Abbey R. Masonbrink, MD, MPH, FAAP
Pediatric Hospitalist; Associate Professor of Pediatrics, University of Missouri-Kansas City School of Medicine; Clinical Assistant Professor of Pediatrics, University of Kansas School of MedicineFull Biography
Abbey Masonbrink, MD, MPH, was recently awarded a 5-year, $947,700 Mentored Career Development (K23) Award from the National Institutes of Health (National Institute on Drug Abuse) for the project “Development and Implementation of a Tobacco and ENDS Use Intervention for Adolescents and Young Adults in the Pediatric Hospital.”
There are more than 1.5 million adolescent hospitalizations annually and many of these patients are at increased risk for tobacco use and tobacco-related poor health outcomes due to underlying comorbidities (e.g., mental health disorders, substance use disorders, asthma). Although evidence supports treatment of tobacco use during an adult hospitalization, no interventions have been developed or tested in the pediatric hospital setting.

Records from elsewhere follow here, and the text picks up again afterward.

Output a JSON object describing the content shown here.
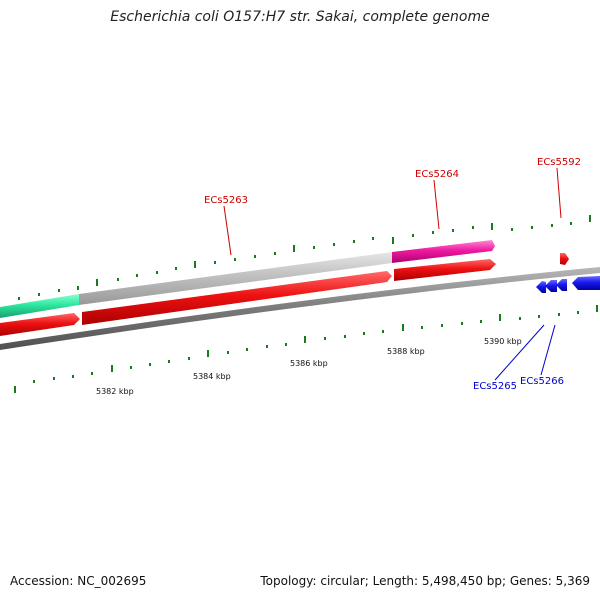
{
  "title": "Escherichia coli O157:H7 str. Sakai, complete genome",
  "footer": {
    "accession": "Accession: NC_002695",
    "summary": "Topology: circular; Length: 5,498,450 bp; Genes: 5,369"
  },
  "colors": {
    "forward_cds": "#ee1111",
    "reverse_cds": "#1a1aee",
    "highlight_pink": "#ee1aa0",
    "highlight_gray": "#c0c0c0",
    "highlight_green": "#2ee8a0",
    "backbone": "#808080",
    "tick": "#1b7a1b",
    "label_forward": "#cc0000",
    "label_reverse": "#0000cc"
  },
  "scale_labels": [
    "5382 kbp",
    "5384 kbp",
    "5386 kbp",
    "5388 kbp",
    "5390 kbp"
  ],
  "genes_forward": [
    "ECs5263",
    "ECs5264",
    "ECs5592"
  ],
  "genes_reverse": [
    "ECs5265",
    "ECs5266"
  ]
}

With the support of this NIH funded K23 grant, Dr. Masonbrink’s research team will draw on promising theoretically-based evidence from the primary care and hospital settings to develop, iteratively refine and assess implementation of a novel tobacco and electronic nicotine delivery systems (ENDS) use intervention for hospitalized adolescents and young adults (AYAs, 14-21 years).
During Aim 1 they will develop the intervention to treat tobacco and ENDS use in hospitalized AYAs utilizing the 5 A’s Framework (Ask, Advise, Assess, Assist, Arrange) with motivational interviewing, pharmacotherapy and computerized decision support tools. The intervention will be administered by a health educator specifically trained in ENDS and tobacco cessation treatment. The team will iteratively refine the intervention based on key stakeholder feedback, including AYAs, parents/guardians and hospital providers.

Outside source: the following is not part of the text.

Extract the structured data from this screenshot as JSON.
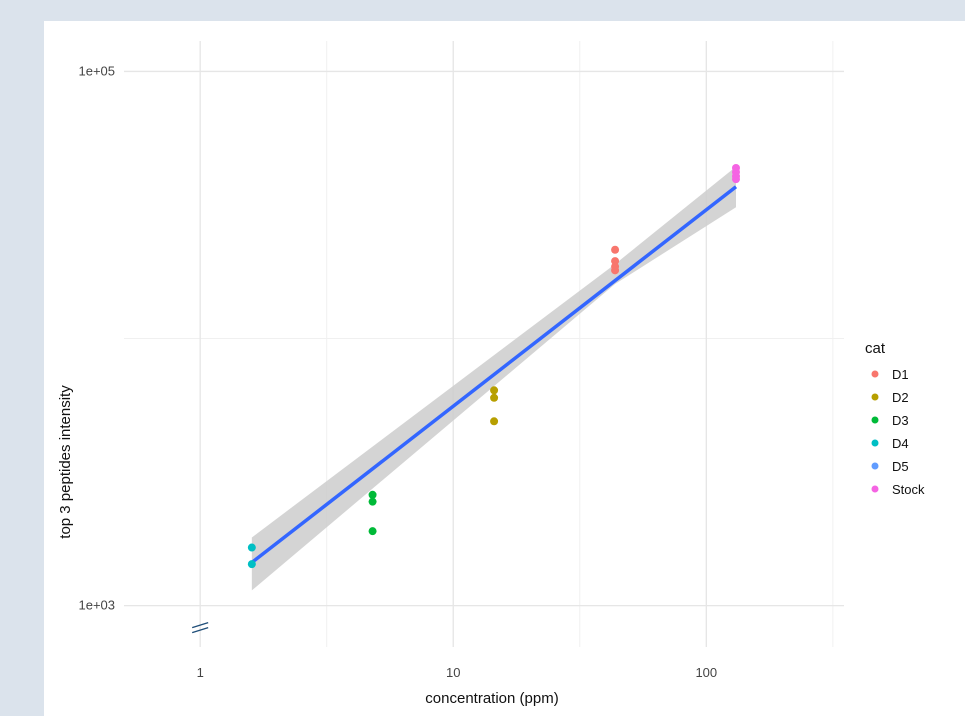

During Aim 2 they will conduct a randomized controlled pilot study (n=144) with three-month follow up to evaluate preliminary efficacy as well as implementation outcomes (i.e., acceptability, feasibility, fidelity).

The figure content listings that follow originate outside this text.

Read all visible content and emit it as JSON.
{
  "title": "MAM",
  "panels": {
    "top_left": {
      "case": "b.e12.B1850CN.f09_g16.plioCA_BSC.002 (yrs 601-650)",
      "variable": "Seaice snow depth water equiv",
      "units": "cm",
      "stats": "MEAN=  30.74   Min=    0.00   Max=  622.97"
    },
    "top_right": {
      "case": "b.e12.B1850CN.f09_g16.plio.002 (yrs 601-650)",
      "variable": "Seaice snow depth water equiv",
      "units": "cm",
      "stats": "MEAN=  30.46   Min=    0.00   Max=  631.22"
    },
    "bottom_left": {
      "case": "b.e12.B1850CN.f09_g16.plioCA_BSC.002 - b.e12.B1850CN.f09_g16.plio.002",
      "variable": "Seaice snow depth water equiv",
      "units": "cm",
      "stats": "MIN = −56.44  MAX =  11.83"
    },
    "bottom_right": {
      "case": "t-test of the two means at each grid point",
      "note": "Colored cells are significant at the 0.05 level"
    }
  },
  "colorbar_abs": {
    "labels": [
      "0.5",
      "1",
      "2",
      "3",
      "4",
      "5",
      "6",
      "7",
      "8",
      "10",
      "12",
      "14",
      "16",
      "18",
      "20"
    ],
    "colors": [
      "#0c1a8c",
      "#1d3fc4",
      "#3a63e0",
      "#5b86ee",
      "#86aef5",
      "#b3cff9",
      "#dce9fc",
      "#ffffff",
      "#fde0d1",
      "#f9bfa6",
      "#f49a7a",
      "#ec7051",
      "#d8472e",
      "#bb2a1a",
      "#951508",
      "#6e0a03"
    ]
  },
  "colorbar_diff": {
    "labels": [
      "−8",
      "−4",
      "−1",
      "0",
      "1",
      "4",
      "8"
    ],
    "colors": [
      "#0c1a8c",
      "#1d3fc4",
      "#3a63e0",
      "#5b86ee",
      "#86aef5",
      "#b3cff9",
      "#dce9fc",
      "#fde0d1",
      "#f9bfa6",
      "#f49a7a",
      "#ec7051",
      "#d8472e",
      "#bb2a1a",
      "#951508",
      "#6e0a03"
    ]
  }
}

“Our long-term goal is to reduce tobacco and ENDS use among adolescents and young adults in the pediatric hospital and ultimately decrease risk for numerous adverse health outcomes,” said Dr. Masonbrink
Co-Investigators on the project include Delwyn Catley, PhD (primary mentor, Children’s Mercy), Melissa Miller, MD (co-mentor, Children’s Mercy), Kimber Richter, PhD, MPH (co-mentor, University of Kansas Medical Center), Karen Wilson, MD, MPH (co-mentor, Mount Sinai), and Troy Richardson, PhD (Children’s Hospital Associations).
This NIH funding goes through April 30, 2027.